Он видел, как ранним утром кружится самолет, и повторял про себя: «Утесы, красивые белые утесы, утесы Дувра».
ТРИ ЧАСА В ПАДУ
Матье сидел в траве; он наблюдал за черными клоками дыма над стеной. Время от времени в дыму поднималось огненное сердце и окрашивало его своей кровью: тогда искры прыгали в небо, как блохи.
— Так ведь они и пожар могут устроить, — сказал Шарло.
Бабочки сажи летали вокруг них; Пинетт поймал одну и задумчиво растер пальцами.
— Все, что осталось от картины с масштабом в десять тысячных, — сказал он, показывая свой почерневший большой палец.
Лонжен толкнул калитку и вошел в сад; он плакал.
— Лонжен плачет! — удивился Шарло. Лонжен вытер глаза.

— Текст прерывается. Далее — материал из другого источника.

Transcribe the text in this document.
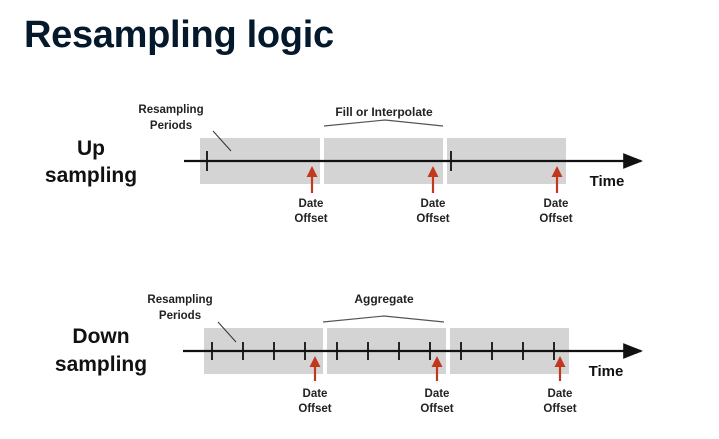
Resampling logic
Up
sampling
Resampling
Periods
Fill or Interpolate
Date
Offset
Date
Offset
Date
Offset
Time
Down
sampling
Resampling
Periods
Aggregate
Date
Offset
Date
Offset
Date
Offset
Time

— Сволочи! Я уж думал, что они меня прикончат.
Он рухнул на траву; в руке у него была книга с разорванной обложкой.
— Мне было нужно раздувать огонь кузнечным мехом, а они бросали в огонь свои бумаги. Весь дым шел мне в морду.
— Закончили?
— Нет. Нас прогнали, потому что будут жечь секретные документы. Тоже мне секрет: приказы, которые я сам и печатал.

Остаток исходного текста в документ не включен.